A nitpicking person might ask why, in that case, she didn't just tell me about them, and then we could have suspended diplomatic relations for a while until things were better for her, but I'm just pleased we've managed to conclude it with decorum.
This evening I bumped into my literate and witty gay friends Keith and Neil in the pub. There were several parents and offspring floating around, looking a bit lost, like foreigners. We deduced that it must be undergraduate open day tomorrow at Lancaster. There was this head-turningly attractive woman there. I moved my position at the bar to be next to her. She was ordering some food in a northeastern accent that was as gorgeous as she looked, with her black hair and a lovely green top pulled together with a thin cord tie just above her tits. I can't remember how I started talking to her but it was something to do with her accent. "Is it so obvious I'm not from here?" she asked. "Yes, it's the colour of your eyes," which I thought was quite a good line. I was trying to see if she had a wedding ring on.

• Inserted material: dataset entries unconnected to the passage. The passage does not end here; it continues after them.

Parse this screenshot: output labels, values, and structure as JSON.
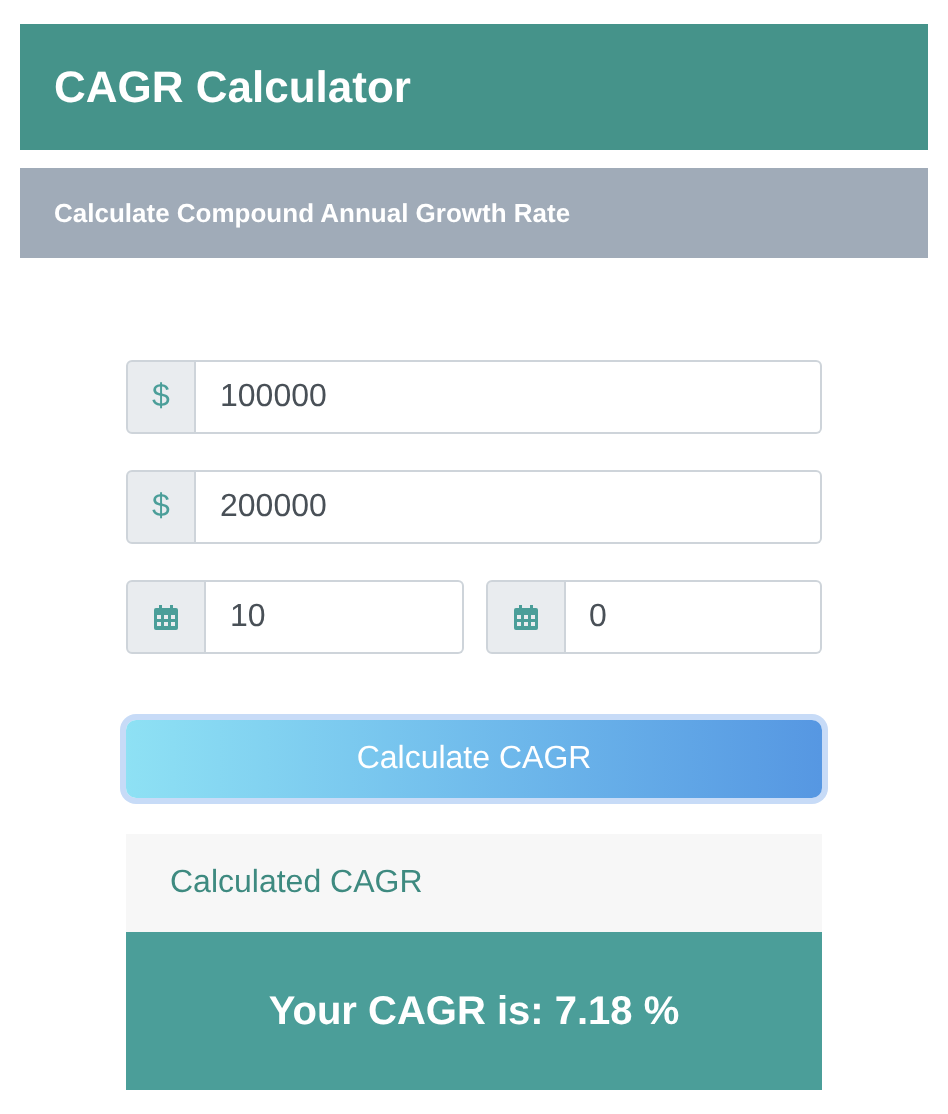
{
  "header": {
    "title": "CAGR Calculator"
  },
  "subheader": {
    "text": "Calculate Compound Annual Growth Rate"
  },
  "field_rows": [
    [
      {
        "kind": "currency",
        "prefix": "$",
        "value": "100000"
      }
    ],
    [
      {
        "kind": "currency",
        "prefix": "$",
        "value": "200000"
      }
    ],
    [
      {
        "kind": "calendar",
        "value": "10"
      },
      {
        "kind": "calendar",
        "value": "0"
      }
    ]
  ],
  "calculate_button": {
    "label": "Calculate CAGR"
  },
  "result_card": {
    "title": "Calculated CAGR",
    "result": "Your CAGR is: 7.18 %"
  }
}
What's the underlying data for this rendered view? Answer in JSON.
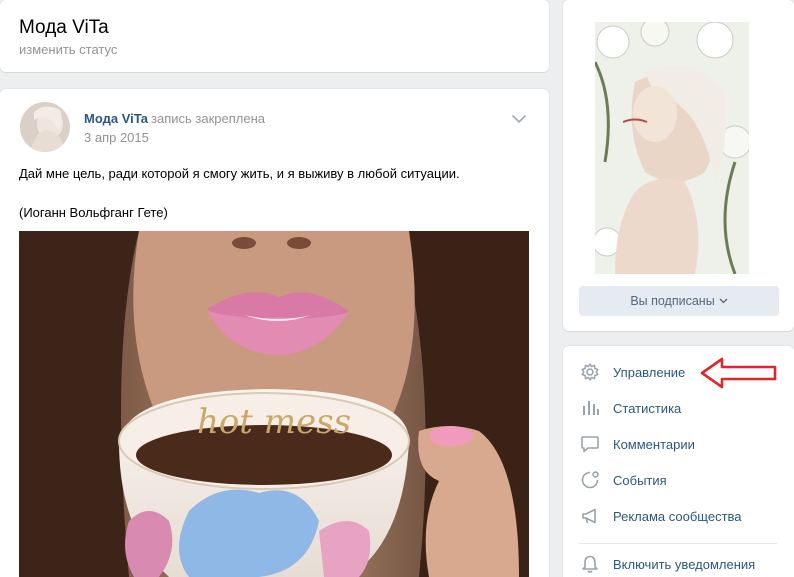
{
  "header": {
    "title": "Мода ViTa",
    "status_link": "изменить статус"
  },
  "post": {
    "author": "Мода ViTa",
    "pinned_label": "запись закреплена",
    "date": "3 апр 2015",
    "text_line_1": "Дай мне цель, ради которой я смогу жить, и я выживу в любой ситуации.",
    "text_line_2": "(Иоганн Вольфганг Гете)",
    "image_cup_text": "hot mess"
  },
  "sidebar": {
    "subscribed_label": "Вы подписаны",
    "menu": [
      {
        "label": "Управление",
        "icon": "gear-icon"
      },
      {
        "label": "Статистика",
        "icon": "stats-icon"
      },
      {
        "label": "Комментарии",
        "icon": "comment-icon"
      },
      {
        "label": "События",
        "icon": "events-icon"
      },
      {
        "label": "Реклама сообщества",
        "icon": "megaphone-icon"
      },
      {
        "label": "Включить уведомления",
        "icon": "bell-icon"
      }
    ]
  },
  "colors": {
    "link": "#2a5885",
    "secondary_text": "#939393",
    "page_bg": "#edeef0",
    "button_bg": "#e5ebf1",
    "annotation_arrow": "#e0262b"
  }
}
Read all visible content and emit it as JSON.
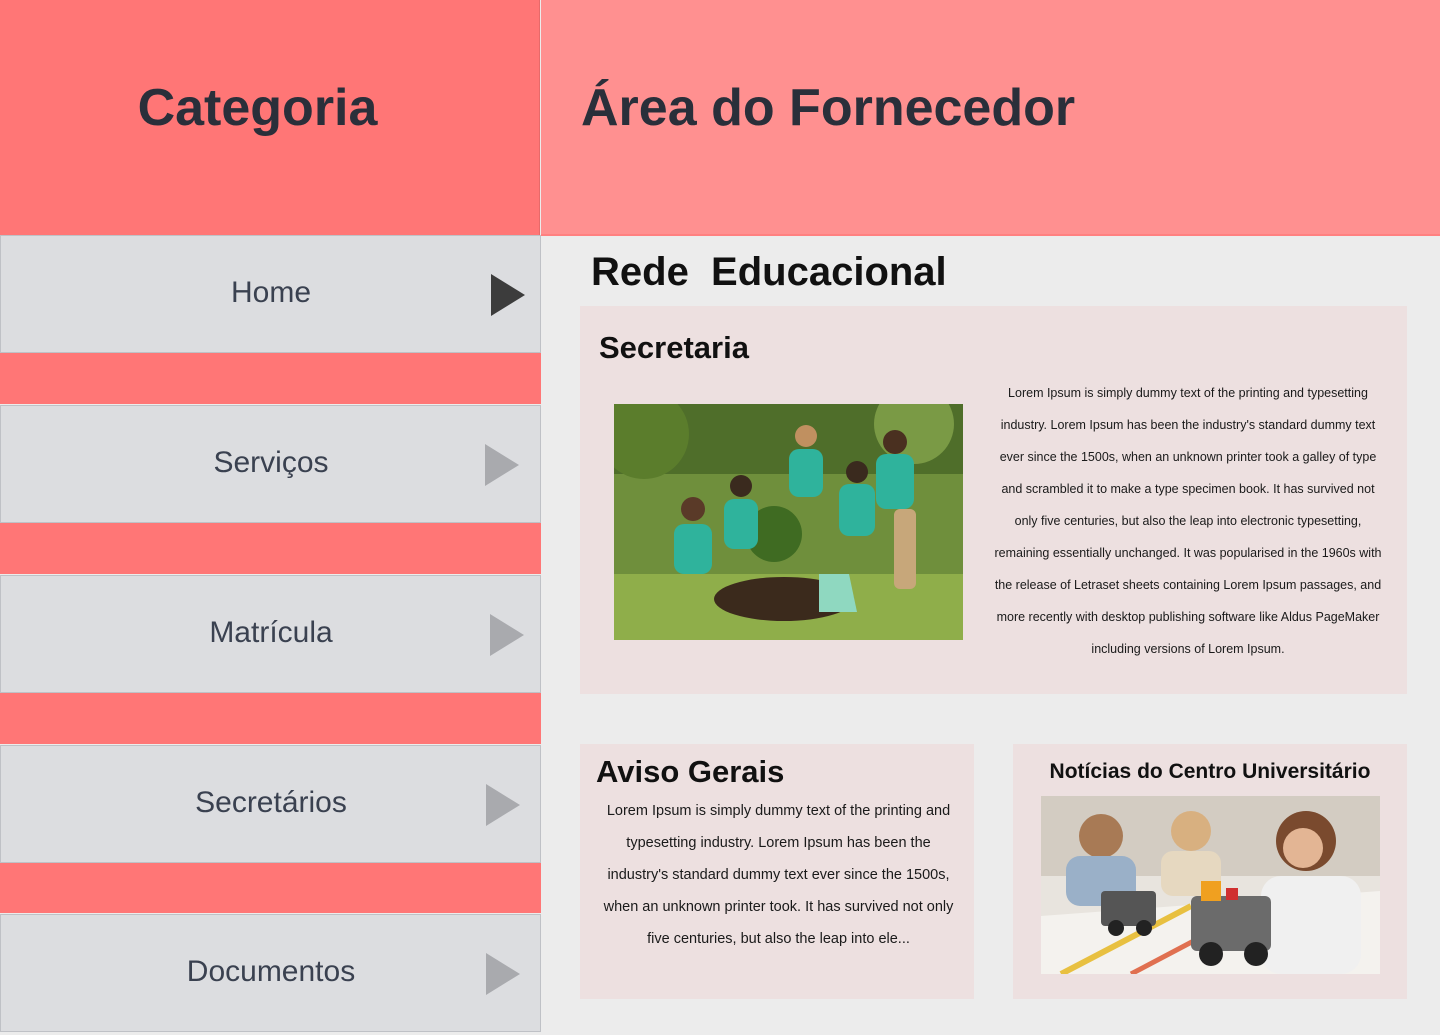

"Do you fancy one more in the Roebuck?" said Keith. "You go ahead," I said. "I'm going to engineer another conversation with that woman." I found her and her son and we had a few minutes' conversation about the relative merits of Lancaster and Aston to do his Business Studies degree. No wedding ring. I bid them a good evening and I hoped that in the tenth of a second in which I looked at her as I left I conveyed how attractive I found her. Nothing came of it but it was good flirting practice.
But the quest for a bird in the hand - or better, two in the bush - continues. Hazel is an architect currently living in Edinburgh who has just finished a postgraduate degree there. In a most welcome reversal of the usual pattern, she asked me if I would like to come up for a drink. As she's not familiar with Glasgow, we're meeting there next Tuesday. She might not want to talk shop, and part of me is hoping that she'll say "No thanks looby I'd rather get shitfaced in some dodgy boozer", but I'm going to ask her if she's been round Alexander "The Greek" Thomson's villa in Pollokshields, with its peculiar mixture of Italianate and cod-Egyptian.
She's taking up a job in New York in October, so if something stirs in us as we wander around one of the architectural highlights of suburban Glasgow, we're going to have to pack a lot in in a few weeks.